BUDAPEST, Hungary (AP) — Homeless men and women huddle on street corners amid Budapest's majestic domed palaces, shivering under old blankets and cardboard boxes in frigid winter weather.
It's an image that critics say Prime Minister Viktor Orban doesn't want the world to see. And if he has his way, the homeless could be fined and even jailed for sleeping outside — even though some of the country's homeless shelters are already overflowing and short of beds.
Orban's punitive ideas for the homeless have set him up for his latest clash with the constitutional court and civil rights groups as he tries to reshape the country in a conservative image by centralizing power. Since winning power in 2010, Orban and his party have undermined independent institutions and democratic standards in a nation that was once an icon of democratic struggle for throwing off communism in 1989.
Now Orban is carrying out an informal referendum at town hall meetings around the country to gauge support for a constitutional amendment that would enshrine punishments for the homeless in the charter itself.
Hungary's homeless policy has revived accusations by human rights groups that Orban's ruling Fidesz party cares little about the country's disadvantaged. In just one recent controversy, one of the party's founding members, journalist Zsolt Bayer wrote in a newspaper column that many of the country's Gypsies, or Roma — an impoverished minority that faces entrenched discrimination — "are animals" and "unfit for coexistence."

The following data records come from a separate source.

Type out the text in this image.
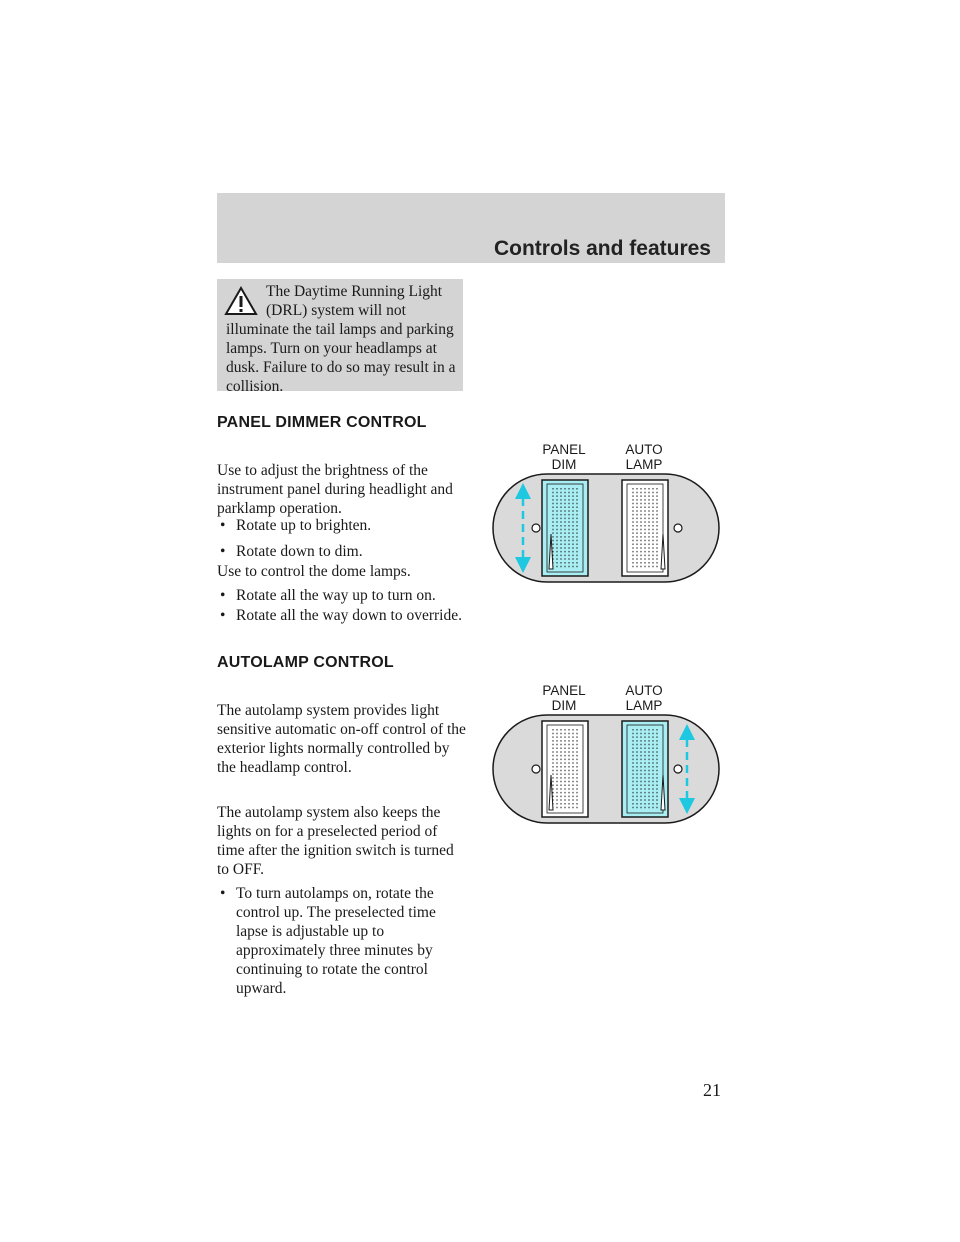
Controls and features

The Daytime Running Light (DRL) system will not illuminate the tail lamps and parking lamps. Turn on your headlamps at dusk. Failure to do so may result in a collision.

PANEL DIMMER CONTROL

Use to adjust the brightness of the instrument panel during headlight and parklamp operation.

• Rotate up to brighten.

• Rotate down to dim.

Use to control the dome lamps.

• Rotate all the way up to turn on.

• Rotate all the way down to override.

AUTOLAMP CONTROL

The autolamp system provides light sensitive automatic on-off control of the exterior lights normally controlled by the headlamp control.

The autolamp system also keeps the lights on for a preselected period of time after the ignition switch is turned to OFF.

• To turn autolamps on, rotate the control up. The preselected time lapse is adjustable up to approximately three minutes by continuing to rotate the control upward.

PANEL
DIM
AUTO
LAMP
PANEL
DIM
AUTO
LAMP
21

Fidesz refused to distance itself from the column, saying it understood citizens' anger about crimes committed by Roma and called on those demanding Bayer's expulsion from the party "to refrain from standing on the side of the criminals."
The homeless issue has been brewing for several years. At the end of 2011, Orban's ruling right-wing Fidesz party used its overwhelming parliamentary majority to make the punitive regulations first introduced earlier that year by the Fidesz-backed mayor of Budapest — including fines of up to $650 for repeat offenders and the threat of up to 60 days in jail — applicable nationwide.

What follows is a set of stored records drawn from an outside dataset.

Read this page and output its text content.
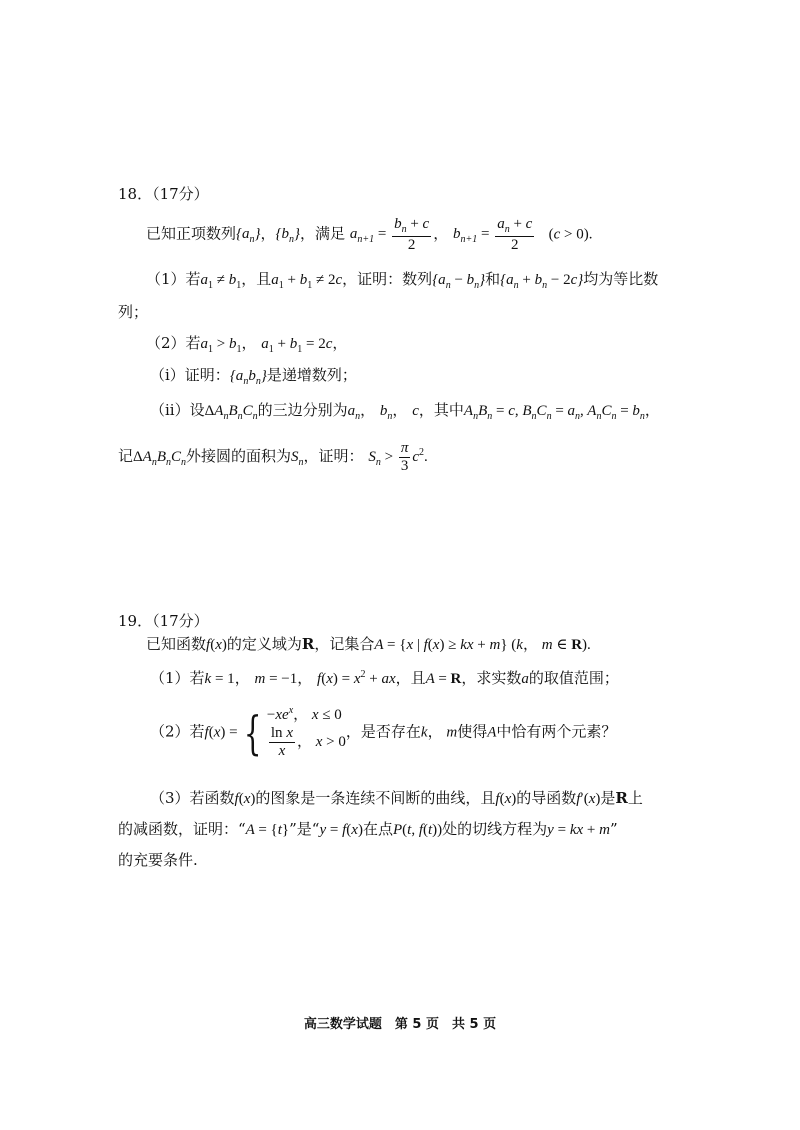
18．（17分）
已知正项数列$\{a_n\}$，$\{b_n\}$，满足 $a_{n+1} = \frac{b_n + c}{2}$ ， $b_{n+1} = \frac{a_n + c}{2} (c > 0)$.
（1）若$a_1 \ne b_1$，且$a_1 + b_1 \ne 2c$，证明：数列$\{a_n - b_n\}$和$\{a_n + b_n - 2c\}$均为等比数
列；
（2）若$a_1 > b_1$， $a_1 + b_1 = 2c$，
（i）证明：$\{a_nb_n\}$是递增数列；
（ii）设$\Delta A_nB_nC_n$的三边分别为$a_n$， $b_n$， c，其中$A_nB_n = c$, $B_nC_n = a_n$, $A_nC_n = b_n$，
记$\Delta A_nB_nC_n$外接圆的面积为$S_n$，证明： $S_n > \frac{\pi}{3} c^2$.
19．（17分）
已知函数f(x)的定义域为R，记集合A = {x | f(x) ≥ kx + m} (k， m ∈ R).
（1）若k = 1， m = −1， $f(x) = x^2$ + ax，且A = R，求实数a的取值范围；
（2）若f(x) = { $-xe^x$， x ≤ 0
$\frac{\text{ln x}}{x}$ ， x > 0
，是否存在k， m使得A中恰有两个元素？
（3）若函数f(x)的图象是一条连续不间断的曲线，且f(x)的导函数f′(x)是R上
的减函数，证明：“A = {t}”是“y = f(x)在点P(t, f(t))处的切线方程为y = kx + m”
的充要条件.
高三数学试题　第 5 页　共 5 页
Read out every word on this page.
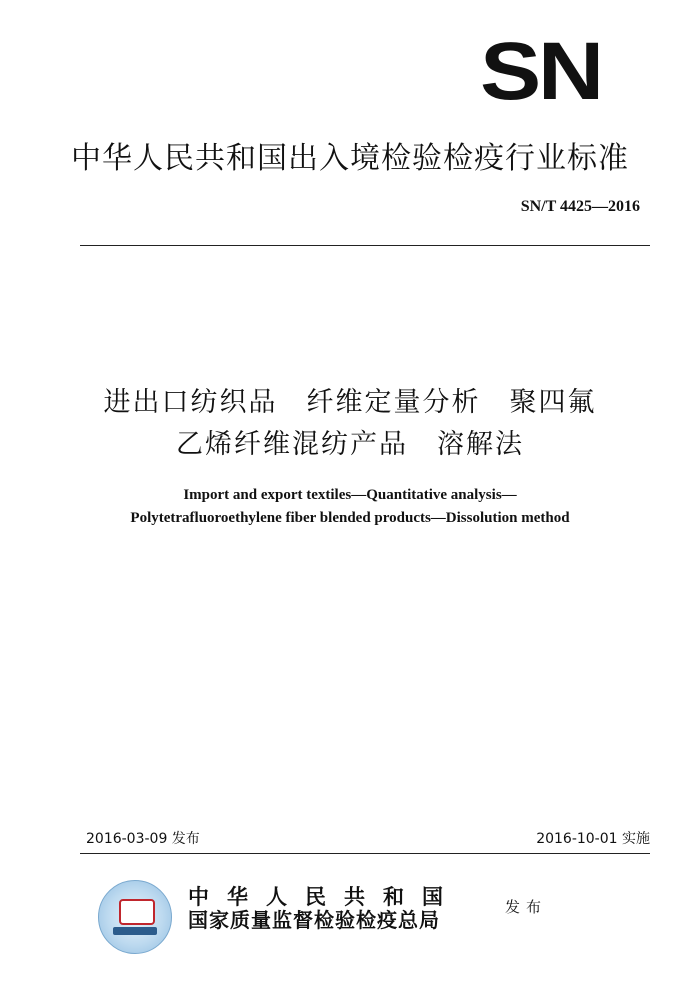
SN
中华人民共和国出入境检验检疫行业标准
SN/T 4425—2016
进出口纺织品　纤维定量分析　聚四氟
乙烯纤维混纺产品　溶解法
Import and export textiles—Quantitative analysis—
Polytetrafluoroethylene fiber blended products—Dissolution method
2016-03-09 发布	2016-10-01 实施
中华人民共和国
国家质量监督检验检疫总局
发布
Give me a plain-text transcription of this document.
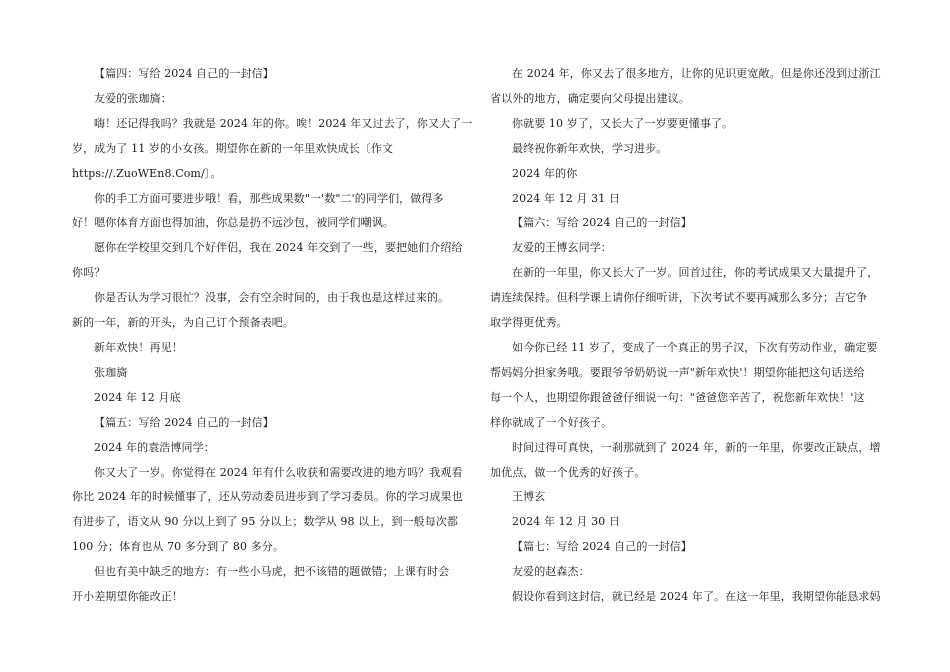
【篇四：写给 2024 自己的一封信】

友爱的张珈旖：

嗨！还记得我吗？我就是 2024 年的你。唉！2024 年又过去了，你又大了一

岁，成为了 11 岁的小女孩。期望你在新的一年里欢快成长〔作文

https://.ZuoWEn8.Com/〕。

你的手工方面可要进步哦！看，那些成果数"一'数"二'的同学们，做得多

好！嗯你体育方面也得加油，你总是扔不远沙包，被同学们嘲讽。

愿你在学校里交到几个好伴侣，我在 2024 年交到了一些，要把她们介绍给

你吗？

你是否认为学习很忙？没事，会有空余时间的，由于我也是这样过来的。

新的一年，新的开头，为自己订个预备表吧。

新年欢快！再见！

张珈旖

2024 年 12 月底

【篇五：写给 2024 自己的一封信】

2024 年的袁浩博同学：

你又大了一岁。你觉得在 2024 年有什么收获和需要改进的地方吗？我观看

你比 2024 年的时候懂事了，还从劳动委员进步到了学习委员。你的学习成果也

有进步了，语文从 90 分以上到了 95 分以上；数学从 98 以上，到一般每次都

100 分；体育也从 70 多分到了 80 多分。

但也有美中缺乏的地方：有一些小马虎，把不该错的题做错；上课有时会

开小差期望你能改正！

在 2024 年，你又去了很多地方，让你的见识更宽敞。但是你还没到过浙江

省以外的地方，确定要向父母提出建议。

你就要 10 岁了，又长大了一岁要更懂事了。

最终祝你新年欢快，学习进步。

2024 年的你

2024 年 12 月 31 日

【篇六：写给 2024 自己的一封信】

友爱的王博玄同学：

在新的一年里，你又长大了一岁。回首过往，你的考试成果又大量提升了，

请连续保持。但科学课上请你仔细听讲，下次考试不要再减那么多分；吉它争

取学得更优秀。

如今你已经 11 岁了，变成了一个真正的男子汉，下次有劳动作业，确定要

帮妈妈分担家务哦。要跟爷爷奶奶说一声"新年欢快'！期望你能把这句话送给

每一个人，也期望你跟爸爸仔细说一句："爸爸您辛苦了，祝您新年欢快！'这

样你就成了一个好孩子。

时间过得可真快，一刹那就到了 2024 年，新的一年里，你要改正缺点，增

加优点，做一个优秀的好孩子。

王博玄

2024 年 12 月 30 日

【篇七：写给 2024 自己的一封信】

友爱的赵森杰：

假设你看到这封信，就已经是 2024 年了。在这一年里，我期望你能恳求妈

"This is a method to demoralize or intimidate us," said Gyula Balog, 53, who has been homeless for nearly 20 years. "No one was jailed but quite a few had to pay fines. It's frivolous to fine those who have nothing."
At the time, even the United Nations expressed concerns, saying the obligation to provide shelter "cannot serve as an excuse for the criminalization or forced detention of homeless persons."
"By a wave of the legislative pen, the Hungarian Parliament has labeled tens of thousands of homeless people in Hungary as potential criminals," said a statement from two U.N. human rights experts. "Moreover, the law has a discriminatory impact on those living in poverty."
At least 1,500 homeless are believed to be currently living rough in Budapest, even as temperatures are expected to remain below freezing in coming days and dozens of homeless are found frozen to death each year on the streets.
In the winter, many head to the warmest spots they can find, usually the entrance halls of subway stations, sometimes quietly holding out a paper cup for money from passersby or by selling street newspapers.
Authorities recently inaugurated two more shelters in the capital and the government spent 8.5 billion forints ($38.4 million, €28.9 billion) on the homeless in 2012, with a similar figure planned this year. But some of the most popular refuges, like the "Heated Street" run by the Hungarian Evangelical Brotherhood, are full far beyond capacity, with many people sleeping on mats on the floor.
The issue of the fines re-emerged in November when the constitutional court struck down the punishments, saying homelessness was a social issue that should not be handled as a criminal matter.
There are no exact figures on the number of homeless in Hungary, but the U.N. last year put the figure at between 30,000 and 35,000. A survey carried out each year on Feb. 3 in Budapest and the larger Hungarian cities by NGOs, counted 8,641 in 2012, up from 7,199 in 2011.
Many cities across the United States also ban activities such as "urban camping," panhandling, "lodging" outdoors and similar actions, often resulting in fines or jail time for offenders.
The Hungarian government argues that it is simply acting out of concern for the dozens of homeless people who freeze to death every year, implying that fines are meant to push the displaced to seek refuge in warm shelters.
"There are more places in heated shelters than there are homeless living in Hungary," Orban said last month in Parliament. "So no one ... is forced to survive winter under the open sky."
But social workers and the homeless themselves accuse the government of caring only about the country's image.
"They simply want to clean up the areas frequented by tourists," said Balog, speaking outside the department store where he sold Commodore 64 computers during communism, before losing his job and family because of his alcoholism.